Music, like sports, is accessible to anyone who wishes to engage. There are few barriers to entry at its most basic level. Yet, access to sport is built into how we think about and develop people and places. Schools prioritise STEM (science, technology, engineering and maths) over STEAM (science, technology, engineering, arts and maths). Physical activity, or PE as it was called for me, due to its agreed benefits, is never questioned. There is an acceptance that sporting facilities are a necessity for everyone, regardless of how often or rarely they are used.
Cities, places and neighbourhoods are designed, planned and constructed to accommodate sport. Playgrounds, football pitches or other sporting grounds are built close to residential developments to encourage play. On the professional end, massive facilities are built to house teams that may only use the site a dozen times a year, such as with American football which plays 8 home games per season not including the playoffs should the home team make it that far. Most schools have a sporting ground of some sort. Physical education, which involves trialling numerous sports as one matures is part of most curricula. Equipment is provided, from basketball hoops to footballs to facilitate engagement. And while a miniscule number of those who engage with sports ever pursue it professionally, that does not matter. What matters is the opportunity given to play and access to facilities to do so.

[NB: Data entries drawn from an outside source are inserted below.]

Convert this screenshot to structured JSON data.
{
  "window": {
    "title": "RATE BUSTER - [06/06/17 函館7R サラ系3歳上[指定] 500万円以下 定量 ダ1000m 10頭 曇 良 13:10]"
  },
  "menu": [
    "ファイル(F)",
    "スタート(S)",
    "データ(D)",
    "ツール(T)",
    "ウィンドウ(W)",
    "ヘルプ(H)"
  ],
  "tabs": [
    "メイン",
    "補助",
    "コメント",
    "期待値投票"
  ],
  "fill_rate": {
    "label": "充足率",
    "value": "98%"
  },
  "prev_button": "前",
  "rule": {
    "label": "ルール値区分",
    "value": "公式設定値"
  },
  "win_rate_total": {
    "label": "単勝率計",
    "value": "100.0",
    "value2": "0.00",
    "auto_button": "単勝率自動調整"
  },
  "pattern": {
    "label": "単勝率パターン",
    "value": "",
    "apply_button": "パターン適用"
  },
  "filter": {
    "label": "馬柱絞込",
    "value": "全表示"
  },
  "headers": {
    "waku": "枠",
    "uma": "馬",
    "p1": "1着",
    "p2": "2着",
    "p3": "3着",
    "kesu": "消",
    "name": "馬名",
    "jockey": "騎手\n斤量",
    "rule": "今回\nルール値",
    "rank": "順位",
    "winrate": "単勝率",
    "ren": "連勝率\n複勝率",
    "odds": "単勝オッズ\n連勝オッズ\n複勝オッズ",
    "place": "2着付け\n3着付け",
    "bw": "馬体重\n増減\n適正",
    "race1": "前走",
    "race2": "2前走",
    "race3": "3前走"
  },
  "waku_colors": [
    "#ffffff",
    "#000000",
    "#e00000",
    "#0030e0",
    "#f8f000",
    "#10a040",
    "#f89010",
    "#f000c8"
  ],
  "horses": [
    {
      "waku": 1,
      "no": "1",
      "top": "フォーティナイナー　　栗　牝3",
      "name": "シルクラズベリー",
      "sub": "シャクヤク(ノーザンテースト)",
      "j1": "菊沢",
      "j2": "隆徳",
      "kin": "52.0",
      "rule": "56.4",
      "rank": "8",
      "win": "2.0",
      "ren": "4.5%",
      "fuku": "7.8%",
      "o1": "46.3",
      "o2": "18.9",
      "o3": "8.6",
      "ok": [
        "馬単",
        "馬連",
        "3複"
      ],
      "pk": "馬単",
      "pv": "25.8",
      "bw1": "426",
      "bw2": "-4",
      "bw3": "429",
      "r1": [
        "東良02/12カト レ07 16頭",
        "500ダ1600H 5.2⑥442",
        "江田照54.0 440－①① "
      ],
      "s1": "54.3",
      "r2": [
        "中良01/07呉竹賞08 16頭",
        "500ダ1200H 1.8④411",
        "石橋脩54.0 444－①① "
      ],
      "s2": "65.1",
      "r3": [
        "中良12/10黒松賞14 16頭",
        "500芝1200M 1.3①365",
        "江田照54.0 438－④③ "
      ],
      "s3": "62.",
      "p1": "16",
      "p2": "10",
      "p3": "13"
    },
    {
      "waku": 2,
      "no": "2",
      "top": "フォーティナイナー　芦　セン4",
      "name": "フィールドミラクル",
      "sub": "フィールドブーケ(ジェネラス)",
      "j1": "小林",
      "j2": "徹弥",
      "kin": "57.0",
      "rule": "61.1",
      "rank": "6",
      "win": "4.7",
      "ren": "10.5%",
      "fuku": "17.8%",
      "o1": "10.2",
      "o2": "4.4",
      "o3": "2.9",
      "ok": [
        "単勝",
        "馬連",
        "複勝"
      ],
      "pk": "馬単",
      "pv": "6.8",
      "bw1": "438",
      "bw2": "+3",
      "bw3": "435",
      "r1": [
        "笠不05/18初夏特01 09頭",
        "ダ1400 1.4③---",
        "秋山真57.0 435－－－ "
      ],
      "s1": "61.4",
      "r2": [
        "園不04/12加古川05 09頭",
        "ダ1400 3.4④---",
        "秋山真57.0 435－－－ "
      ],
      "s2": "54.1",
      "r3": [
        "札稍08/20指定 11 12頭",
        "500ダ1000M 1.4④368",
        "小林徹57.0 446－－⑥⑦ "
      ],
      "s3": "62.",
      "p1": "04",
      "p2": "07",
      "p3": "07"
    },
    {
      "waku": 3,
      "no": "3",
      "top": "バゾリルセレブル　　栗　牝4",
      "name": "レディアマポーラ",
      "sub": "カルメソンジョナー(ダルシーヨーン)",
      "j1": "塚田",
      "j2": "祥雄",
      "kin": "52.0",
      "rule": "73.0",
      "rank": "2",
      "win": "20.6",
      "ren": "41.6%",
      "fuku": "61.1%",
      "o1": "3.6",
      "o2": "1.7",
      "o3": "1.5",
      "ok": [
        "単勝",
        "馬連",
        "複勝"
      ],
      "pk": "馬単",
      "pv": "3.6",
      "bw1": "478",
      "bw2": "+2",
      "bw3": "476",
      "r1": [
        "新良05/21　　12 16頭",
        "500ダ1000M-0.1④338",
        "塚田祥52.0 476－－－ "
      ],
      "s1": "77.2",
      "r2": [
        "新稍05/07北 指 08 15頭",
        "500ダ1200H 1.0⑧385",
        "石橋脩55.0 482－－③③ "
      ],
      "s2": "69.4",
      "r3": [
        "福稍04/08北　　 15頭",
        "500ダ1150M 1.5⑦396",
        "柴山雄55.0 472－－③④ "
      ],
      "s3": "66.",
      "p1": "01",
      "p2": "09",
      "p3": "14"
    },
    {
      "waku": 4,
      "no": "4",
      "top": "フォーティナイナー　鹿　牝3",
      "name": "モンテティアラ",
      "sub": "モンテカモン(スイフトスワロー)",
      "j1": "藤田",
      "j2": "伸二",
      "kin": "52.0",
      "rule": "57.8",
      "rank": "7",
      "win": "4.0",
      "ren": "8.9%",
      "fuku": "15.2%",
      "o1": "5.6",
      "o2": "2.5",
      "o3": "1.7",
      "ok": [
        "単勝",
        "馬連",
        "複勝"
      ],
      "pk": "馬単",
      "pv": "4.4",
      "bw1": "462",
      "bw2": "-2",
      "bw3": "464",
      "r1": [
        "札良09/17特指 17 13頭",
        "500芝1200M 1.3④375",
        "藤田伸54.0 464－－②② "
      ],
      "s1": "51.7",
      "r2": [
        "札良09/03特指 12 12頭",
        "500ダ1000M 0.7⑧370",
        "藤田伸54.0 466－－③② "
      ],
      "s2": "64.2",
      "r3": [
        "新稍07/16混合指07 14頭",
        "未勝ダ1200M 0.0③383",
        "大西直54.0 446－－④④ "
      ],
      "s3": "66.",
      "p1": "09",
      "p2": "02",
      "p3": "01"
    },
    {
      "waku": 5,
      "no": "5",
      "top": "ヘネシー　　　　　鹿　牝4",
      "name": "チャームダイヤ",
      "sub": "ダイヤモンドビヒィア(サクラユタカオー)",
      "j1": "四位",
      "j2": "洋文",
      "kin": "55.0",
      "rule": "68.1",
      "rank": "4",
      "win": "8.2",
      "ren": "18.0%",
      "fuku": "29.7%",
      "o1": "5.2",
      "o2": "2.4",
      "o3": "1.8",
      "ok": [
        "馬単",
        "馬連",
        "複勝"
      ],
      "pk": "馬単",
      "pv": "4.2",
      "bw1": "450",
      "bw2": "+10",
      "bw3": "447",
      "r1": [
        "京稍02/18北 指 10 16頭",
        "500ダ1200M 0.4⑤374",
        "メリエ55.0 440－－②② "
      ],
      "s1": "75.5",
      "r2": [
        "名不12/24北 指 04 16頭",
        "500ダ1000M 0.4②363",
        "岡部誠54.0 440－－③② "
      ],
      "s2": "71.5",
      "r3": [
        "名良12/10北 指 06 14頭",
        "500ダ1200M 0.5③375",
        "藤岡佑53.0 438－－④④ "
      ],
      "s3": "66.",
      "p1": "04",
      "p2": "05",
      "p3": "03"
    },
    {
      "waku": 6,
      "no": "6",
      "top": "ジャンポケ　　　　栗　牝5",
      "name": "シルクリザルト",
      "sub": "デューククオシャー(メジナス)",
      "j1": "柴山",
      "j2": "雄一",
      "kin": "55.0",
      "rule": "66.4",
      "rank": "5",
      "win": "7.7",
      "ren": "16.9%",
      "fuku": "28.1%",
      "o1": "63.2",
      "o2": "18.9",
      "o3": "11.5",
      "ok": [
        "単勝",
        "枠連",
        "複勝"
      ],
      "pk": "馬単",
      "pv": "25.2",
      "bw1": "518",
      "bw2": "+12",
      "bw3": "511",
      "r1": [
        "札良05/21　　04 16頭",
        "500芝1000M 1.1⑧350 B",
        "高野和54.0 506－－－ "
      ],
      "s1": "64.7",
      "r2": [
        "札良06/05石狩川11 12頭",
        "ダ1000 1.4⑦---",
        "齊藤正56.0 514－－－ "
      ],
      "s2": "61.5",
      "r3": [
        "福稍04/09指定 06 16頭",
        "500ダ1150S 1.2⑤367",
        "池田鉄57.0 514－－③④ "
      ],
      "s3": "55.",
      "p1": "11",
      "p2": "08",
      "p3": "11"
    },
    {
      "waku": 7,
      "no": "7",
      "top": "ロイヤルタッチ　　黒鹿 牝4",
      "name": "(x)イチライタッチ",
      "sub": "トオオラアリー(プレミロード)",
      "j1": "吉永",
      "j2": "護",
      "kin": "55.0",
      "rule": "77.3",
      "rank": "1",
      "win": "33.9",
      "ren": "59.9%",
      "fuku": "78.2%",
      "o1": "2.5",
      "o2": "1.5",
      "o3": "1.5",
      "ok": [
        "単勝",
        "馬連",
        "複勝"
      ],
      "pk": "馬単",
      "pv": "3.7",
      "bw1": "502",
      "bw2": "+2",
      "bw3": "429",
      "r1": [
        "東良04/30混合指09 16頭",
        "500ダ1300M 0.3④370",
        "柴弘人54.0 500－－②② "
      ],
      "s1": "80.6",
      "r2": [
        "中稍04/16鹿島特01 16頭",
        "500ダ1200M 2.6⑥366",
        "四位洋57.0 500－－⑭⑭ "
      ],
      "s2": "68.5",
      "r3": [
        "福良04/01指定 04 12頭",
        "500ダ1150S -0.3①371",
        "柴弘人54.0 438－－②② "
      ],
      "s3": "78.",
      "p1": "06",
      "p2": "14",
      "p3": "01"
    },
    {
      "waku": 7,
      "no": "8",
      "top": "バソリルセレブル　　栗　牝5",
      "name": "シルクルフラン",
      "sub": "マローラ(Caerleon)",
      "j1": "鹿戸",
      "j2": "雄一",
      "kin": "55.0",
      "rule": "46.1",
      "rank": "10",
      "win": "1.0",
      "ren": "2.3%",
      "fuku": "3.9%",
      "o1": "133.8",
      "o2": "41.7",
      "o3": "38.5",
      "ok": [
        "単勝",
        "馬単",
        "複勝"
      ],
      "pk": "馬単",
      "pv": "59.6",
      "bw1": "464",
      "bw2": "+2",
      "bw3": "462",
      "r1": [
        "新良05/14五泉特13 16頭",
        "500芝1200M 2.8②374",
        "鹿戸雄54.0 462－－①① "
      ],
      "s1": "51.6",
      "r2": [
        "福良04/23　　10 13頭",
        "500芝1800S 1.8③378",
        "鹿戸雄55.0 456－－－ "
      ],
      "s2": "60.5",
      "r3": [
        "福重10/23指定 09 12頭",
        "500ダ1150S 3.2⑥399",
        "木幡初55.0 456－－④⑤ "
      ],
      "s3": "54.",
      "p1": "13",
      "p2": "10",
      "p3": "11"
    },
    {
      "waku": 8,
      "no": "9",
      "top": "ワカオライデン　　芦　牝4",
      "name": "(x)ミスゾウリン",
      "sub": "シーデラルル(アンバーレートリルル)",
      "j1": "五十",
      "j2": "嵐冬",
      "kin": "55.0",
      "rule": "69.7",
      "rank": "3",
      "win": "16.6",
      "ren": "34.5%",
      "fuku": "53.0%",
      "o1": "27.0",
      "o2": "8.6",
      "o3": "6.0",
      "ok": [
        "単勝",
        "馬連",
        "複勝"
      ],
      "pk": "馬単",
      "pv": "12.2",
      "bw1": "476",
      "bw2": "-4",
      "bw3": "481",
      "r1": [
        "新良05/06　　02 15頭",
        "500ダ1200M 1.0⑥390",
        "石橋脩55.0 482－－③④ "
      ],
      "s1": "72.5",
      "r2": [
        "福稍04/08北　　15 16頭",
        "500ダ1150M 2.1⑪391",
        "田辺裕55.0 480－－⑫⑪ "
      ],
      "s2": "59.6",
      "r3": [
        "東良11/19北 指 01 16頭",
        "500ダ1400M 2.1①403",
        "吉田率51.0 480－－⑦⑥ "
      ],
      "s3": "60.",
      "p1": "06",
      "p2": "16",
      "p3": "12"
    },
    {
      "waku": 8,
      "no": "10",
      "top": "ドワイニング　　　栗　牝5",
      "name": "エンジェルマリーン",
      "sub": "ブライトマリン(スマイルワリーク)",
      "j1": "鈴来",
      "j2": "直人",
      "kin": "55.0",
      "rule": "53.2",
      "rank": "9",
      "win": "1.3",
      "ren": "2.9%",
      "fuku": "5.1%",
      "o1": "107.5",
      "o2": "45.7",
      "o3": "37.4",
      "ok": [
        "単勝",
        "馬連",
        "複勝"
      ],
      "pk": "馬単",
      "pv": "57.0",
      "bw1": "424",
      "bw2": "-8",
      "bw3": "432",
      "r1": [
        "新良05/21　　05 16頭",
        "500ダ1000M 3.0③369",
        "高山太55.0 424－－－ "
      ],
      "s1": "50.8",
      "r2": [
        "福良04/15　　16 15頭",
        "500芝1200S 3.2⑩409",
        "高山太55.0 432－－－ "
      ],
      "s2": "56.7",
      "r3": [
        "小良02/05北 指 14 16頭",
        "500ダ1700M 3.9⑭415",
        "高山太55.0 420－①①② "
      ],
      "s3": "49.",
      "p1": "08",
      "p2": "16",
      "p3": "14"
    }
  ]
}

In contrast to sport, music is bolted on, rather than built into communities. Homes are often built acoustically without recognition of the neighbours, and in many cases, as with higher density apartments in town centres, the neighbour can be a music venue or bar and such close proximity leads to noise, annoyance and conflict. Engaging in live music, be it as a performer or fan, often requires travel. We centralise music and other forms of culture into districts in one particular part of town rather than spread it across the wider urban development. Music in schools is often restricted to what instrument is available or the genres being taught, or the ability to pay for private lessons. Like sport, very few that engage with music will ever succeed professionally. But unlike access to sport where great success is also unlikely, this reality is often presented as a reason to not invest in music, as if every one who picks up an instrument must pursue it professionally and provide a ‘return on investment’.
Like Marcus Rashford, Ed Sheeran started on a pitch; in his case, it was a busking pitch. However, these pitches, despite their value to our economic and social development, are few and far between. Changing this, treating music like we do sport, is sound investment. The plan is there, demonstrated through every football pitch, in every community.